Young Steamboat kayaker to paddle through classes in Uganda
January 26, 2011
Steamboat Springs — Steamboat Springs kayaker Errik Hill is about to embark on a journey few high school juniors ever get the chance to experience.
The cool thing is that he won't have to leave the classroom for the unique learning experience. That's because the classrooms of the New River Academy seem to have no walls.
Hill lives in Steamboat Springs when he isn't attending classes at the New River Academy, a secondary school based in West Virginia that offers accredited college-preparatory courses with an extracurricular focus on whitewater kayaking.
Students at the school attend classes in West Virginia, Canada, Chile and this year, Uganda.
Hill said he spent last quarter studying and paddling in Chile, and he is scheduled to leave this morning for a six-week field trip to Uganda.
During his time in the African country, he will study and live in the small town of Jinja on the island of Hairy Lemon, but will spend plenty of time on the water with his classmates and traveling to other nearby locations.
Hill said that his family moved to Steamboat about five years ago and that he was introduced to kayaking by Jim Linville, a teacher at The Lowell Whiteman School, and local kayaker Dan Piano.
Piano, who owns Downriver Edge Kayaking, said Hill came to his school a few years ago to learn the fundamentals of kayaking.
"It's great.

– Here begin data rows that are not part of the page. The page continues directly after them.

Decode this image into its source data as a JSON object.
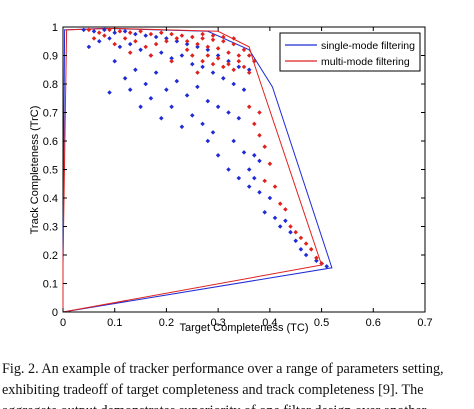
{
  "caption": {
    "lines": [
      "Fig. 2.   An example of tracker performance over a range of parameters setting,",
      "exhibiting tradeoff of target completeness and track completeness [9]. The",
      "aggregate output demonstrates superiority of one filter design over another."
    ]
  },
  "chart_data": {
    "type": "scatter",
    "xlabel": "Target Completeness (TC)",
    "ylabel": "Track Completeness (TrC)",
    "xlim": [
      0,
      0.7
    ],
    "ylim": [
      0,
      1
    ],
    "xticks": [
      "0",
      "0.1",
      "0.2",
      "0.3",
      "0.4",
      "0.5",
      "0.6",
      "0.7"
    ],
    "yticks": [
      "0",
      "0.1",
      "0.2",
      "0.3",
      "0.4",
      "0.5",
      "0.6",
      "0.7",
      "0.8",
      "0.9",
      "1"
    ],
    "grid": false,
    "legend_position": "top-right",
    "series": [
      {
        "name": "single-mode filtering",
        "color": "#1f2bd6",
        "hull": [
          [
            0,
            0
          ],
          [
            0.0,
            0.17
          ],
          [
            0.003,
            0.99
          ],
          [
            0.08,
            0.995
          ],
          [
            0.28,
            0.985
          ],
          [
            0.36,
            0.92
          ],
          [
            0.405,
            0.79
          ],
          [
            0.52,
            0.155
          ],
          [
            0,
            0
          ]
        ],
        "points": [
          [
            0.04,
            0.99
          ],
          [
            0.06,
            0.985
          ],
          [
            0.08,
            0.99
          ],
          [
            0.1,
            0.98
          ],
          [
            0.12,
            0.985
          ],
          [
            0.14,
            0.975
          ],
          [
            0.16,
            0.97
          ],
          [
            0.18,
            0.965
          ],
          [
            0.2,
            0.96
          ],
          [
            0.22,
            0.95
          ],
          [
            0.24,
            0.94
          ],
          [
            0.26,
            0.93
          ],
          [
            0.28,
            0.92
          ],
          [
            0.3,
            0.9
          ],
          [
            0.32,
            0.88
          ],
          [
            0.34,
            0.86
          ],
          [
            0.36,
            0.85
          ],
          [
            0.05,
            0.93
          ],
          [
            0.07,
            0.95
          ],
          [
            0.09,
            0.96
          ],
          [
            0.11,
            0.93
          ],
          [
            0.13,
            0.94
          ],
          [
            0.15,
            0.92
          ],
          [
            0.17,
            0.9
          ],
          [
            0.19,
            0.91
          ],
          [
            0.21,
            0.89
          ],
          [
            0.23,
            0.9
          ],
          [
            0.25,
            0.87
          ],
          [
            0.27,
            0.86
          ],
          [
            0.29,
            0.84
          ],
          [
            0.31,
            0.82
          ],
          [
            0.33,
            0.8
          ],
          [
            0.35,
            0.78
          ],
          [
            0.12,
            0.82
          ],
          [
            0.14,
            0.85
          ],
          [
            0.16,
            0.8
          ],
          [
            0.18,
            0.84
          ],
          [
            0.2,
            0.78
          ],
          [
            0.22,
            0.81
          ],
          [
            0.24,
            0.76
          ],
          [
            0.26,
            0.79
          ],
          [
            0.28,
            0.74
          ],
          [
            0.3,
            0.72
          ],
          [
            0.32,
            0.7
          ],
          [
            0.34,
            0.68
          ],
          [
            0.1,
            0.88
          ],
          [
            0.13,
            0.78
          ],
          [
            0.17,
            0.75
          ],
          [
            0.21,
            0.72
          ],
          [
            0.25,
            0.69
          ],
          [
            0.27,
            0.66
          ],
          [
            0.29,
            0.63
          ],
          [
            0.33,
            0.6
          ],
          [
            0.35,
            0.56
          ],
          [
            0.37,
            0.55
          ],
          [
            0.38,
            0.53
          ],
          [
            0.3,
            0.55
          ],
          [
            0.32,
            0.5
          ],
          [
            0.34,
            0.47
          ],
          [
            0.36,
            0.44
          ],
          [
            0.38,
            0.42
          ],
          [
            0.4,
            0.4
          ],
          [
            0.39,
            0.35
          ],
          [
            0.41,
            0.33
          ],
          [
            0.42,
            0.3
          ],
          [
            0.44,
            0.28
          ],
          [
            0.45,
            0.25
          ],
          [
            0.46,
            0.22
          ],
          [
            0.47,
            0.2
          ],
          [
            0.49,
            0.18
          ],
          [
            0.5,
            0.17
          ],
          [
            0.51,
            0.16
          ],
          [
            0.36,
            0.5
          ],
          [
            0.28,
            0.6
          ],
          [
            0.23,
            0.65
          ],
          [
            0.15,
            0.72
          ],
          [
            0.09,
            0.77
          ],
          [
            0.19,
            0.68
          ],
          [
            0.37,
            0.47
          ],
          [
            0.43,
            0.32
          ]
        ]
      },
      {
        "name": "multi-mode filtering",
        "color": "#e0221e",
        "hull": [
          [
            0,
            0
          ],
          [
            0.5,
            0.165
          ],
          [
            0.37,
            0.87
          ],
          [
            0.36,
            0.93
          ],
          [
            0.3,
            0.985
          ],
          [
            0.1,
            0.995
          ],
          [
            0.007,
            0.99
          ],
          [
            0.0,
            0.17
          ],
          [
            0,
            0
          ]
        ],
        "points": [
          [
            0.05,
            0.99
          ],
          [
            0.07,
            0.98
          ],
          [
            0.09,
            0.99
          ],
          [
            0.11,
            0.985
          ],
          [
            0.13,
            0.98
          ],
          [
            0.15,
            0.985
          ],
          [
            0.17,
            0.975
          ],
          [
            0.19,
            0.98
          ],
          [
            0.21,
            0.975
          ],
          [
            0.23,
            0.97
          ],
          [
            0.25,
            0.965
          ],
          [
            0.27,
            0.96
          ],
          [
            0.29,
            0.955
          ],
          [
            0.31,
            0.95
          ],
          [
            0.33,
            0.94
          ],
          [
            0.35,
            0.92
          ],
          [
            0.36,
            0.9
          ],
          [
            0.37,
            0.88
          ],
          [
            0.24,
            0.95
          ],
          [
            0.26,
            0.94
          ],
          [
            0.28,
            0.93
          ],
          [
            0.3,
            0.925
          ],
          [
            0.32,
            0.91
          ],
          [
            0.34,
            0.9
          ],
          [
            0.29,
            0.97
          ],
          [
            0.31,
            0.965
          ],
          [
            0.33,
            0.96
          ],
          [
            0.27,
            0.975
          ],
          [
            0.22,
            0.96
          ],
          [
            0.2,
            0.95
          ],
          [
            0.18,
            0.94
          ],
          [
            0.16,
            0.93
          ],
          [
            0.14,
            0.95
          ],
          [
            0.12,
            0.96
          ],
          [
            0.1,
            0.94
          ],
          [
            0.08,
            0.97
          ],
          [
            0.06,
            0.96
          ],
          [
            0.25,
            0.9
          ],
          [
            0.27,
            0.88
          ],
          [
            0.29,
            0.87
          ],
          [
            0.31,
            0.86
          ],
          [
            0.33,
            0.85
          ],
          [
            0.35,
            0.86
          ],
          [
            0.36,
            0.84
          ],
          [
            0.3,
            0.89
          ],
          [
            0.32,
            0.87
          ],
          [
            0.34,
            0.88
          ],
          [
            0.24,
            0.92
          ],
          [
            0.28,
            0.9
          ],
          [
            0.38,
            0.62
          ],
          [
            0.39,
            0.58
          ],
          [
            0.4,
            0.52
          ],
          [
            0.39,
            0.46
          ],
          [
            0.41,
            0.44
          ],
          [
            0.42,
            0.38
          ],
          [
            0.43,
            0.36
          ],
          [
            0.44,
            0.3
          ],
          [
            0.45,
            0.28
          ],
          [
            0.46,
            0.26
          ],
          [
            0.47,
            0.24
          ],
          [
            0.48,
            0.22
          ],
          [
            0.49,
            0.19
          ],
          [
            0.5,
            0.17
          ],
          [
            0.37,
            0.66
          ],
          [
            0.36,
            0.72
          ],
          [
            0.38,
            0.7
          ],
          [
            0.26,
            0.84
          ],
          [
            0.21,
            0.88
          ],
          [
            0.17,
            0.9
          ],
          [
            0.13,
            0.91
          ]
        ]
      }
    ]
  }
}
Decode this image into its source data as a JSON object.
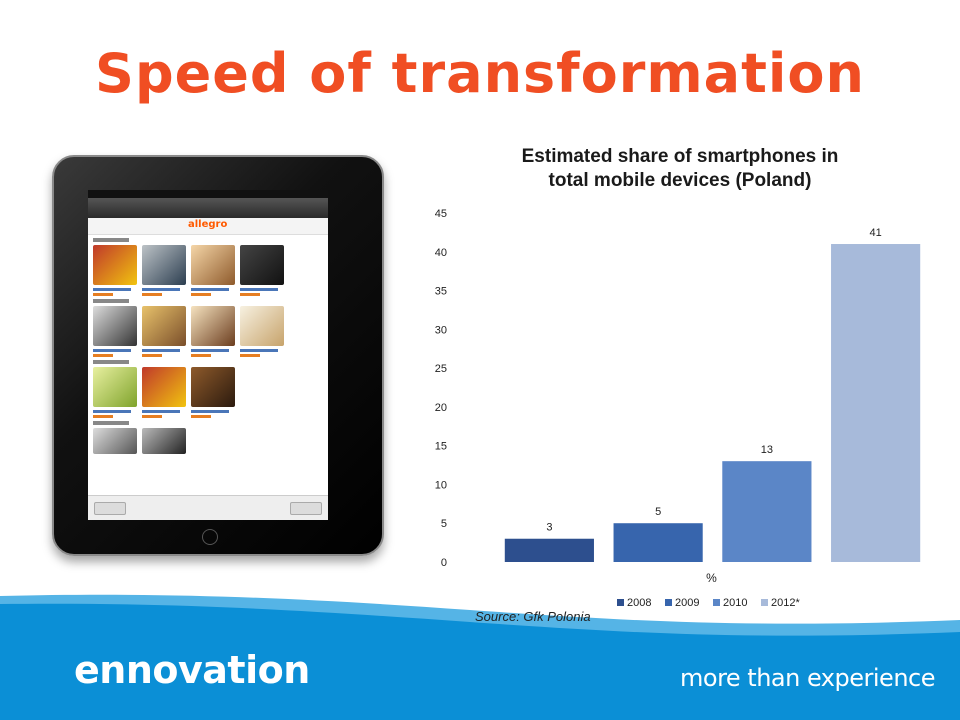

The idea that he gets the chance to kayak on the White Nile makes me kind of jealous," Piano said. "It's a wonderful opportunity to experience Africa, and I hear the kayaking is pretty good, too."
Hill said he is not sure what to expect from the trip but is looking forward to the chance to travel in Africa and take in the local customs while paddling in the world-class whitewater.
"It would be great to be a pro (kayaker) someday, but who knows," Hill said. "I just love to kayak."
He said this experience is special because there are plans to build a dam on that stretch of the White Nile in the next few years, which will change the river flow and affect life along that part of the river.
"I'm excited that we will have the chance to paddle that river before it changes," he said. "It will also be great to learn from the people in that region and what the changes will mean to them."
Students at the New River Academy travel across the United States and the world in search of world-class kayaking. But that doesn't mean the students are not working in the classroom, as well.
Classes typically are two to three students per teacher, and those students are expected to maintain a high level of achievement in the classroom.
Hill said kayaking typically is restricted to the afternoon hours, after class has finished for the day. But students also are exposed to real-world classrooms and experiences through travel.
This quarter will take the school's 16 students to Uganda and Tanzania, where they will take a weeklong safari and learn about wildlife and animal habitats.
When the quarter ends, the students will take spring break before returning to West Virginia.